Satu Halaman untuk Melukiskanmu

Hari itu, langit cerah, berwarna biru, mengguratkan asaku hingga kian melambung. Biar aku terbangkan saja balon-balon impian ini, untuk tetap singgah bersamamu. Kulepaskan bebas, menuju angkasa dan menjemput segala takdirku dan takdirnya. Tahukah kau kemana balon-balon itu pergi? Apakah menuju langit tak bertepi, meletus tak bersisa, ataukah ia bersandar diteras-teras rumah Tuhan? Entahlah, hari ini kuputuskan untuk bersamamu saja. 

Diruangan yang tak besar ini, aku mendapatkan cerita baru, tentang dia, aku dan mereka. Tak hanya itu, aku juga mendapatkan pemahaman baru tentang pandangan-pandangan setiap orang yang bersandar di dalamnya. Menyayangi, itu yang kurasa kurang kudapat darimu, Menyayangi ialah lukisan yang kubeli dengan cuma-cuma dari sang Pencipta. Namun, aku tak dapat memilikinya sendiri, perlu berdua, bertiga, bergenap atau tak terbilang jumlah. Sebab, menyayangi akan memiliki harga yang tak sanggup ditebus seorang diri, kecuali berdua. Kini, setelah beberapa lama aku bersamamu, kumiliki itu. 

Namun, rasa kasih itu tak sama dengan yang kumiliki bersamanya. Aku memiliki rasa yang berbeda ketika bersama dengan sang imajinasi. Mereka meleburkan rasa yang dalam hingga menembus tulang rusuku. Ketika waktu bersamamu, tiba-tiba saja rinai hujan datang menghampiri langkahku. Kala itu, hujan menghujam bumi sungguh deras. Keadaan malam memelukku sungguh erat. Ketika petir menyambar-nyambar geram, aku bingung dengan arahku. Saat itu, aku mencoba tersenyum dalam sendunya malam. Ku tahan rasa takut dengan mengingatmu, mengingat kebersamaan kita beberapa menit lalu. 

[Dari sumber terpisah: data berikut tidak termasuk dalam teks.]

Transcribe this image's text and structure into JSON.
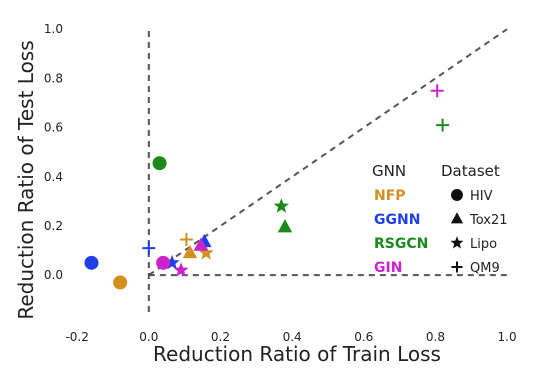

Terimakasih untukmu, karena hingga kini kau telah menghargaiku, mengenalku, menerimaku di rumahmu, tersenyum padaku, memperhatikanku, mengijinkanku untuk mengenalmu lebih dalam, berbicara padaku, dan untuk semua yang kau lakukan untukku. Terimakasih karena telah membuatku berjalan hingga sejauh ini.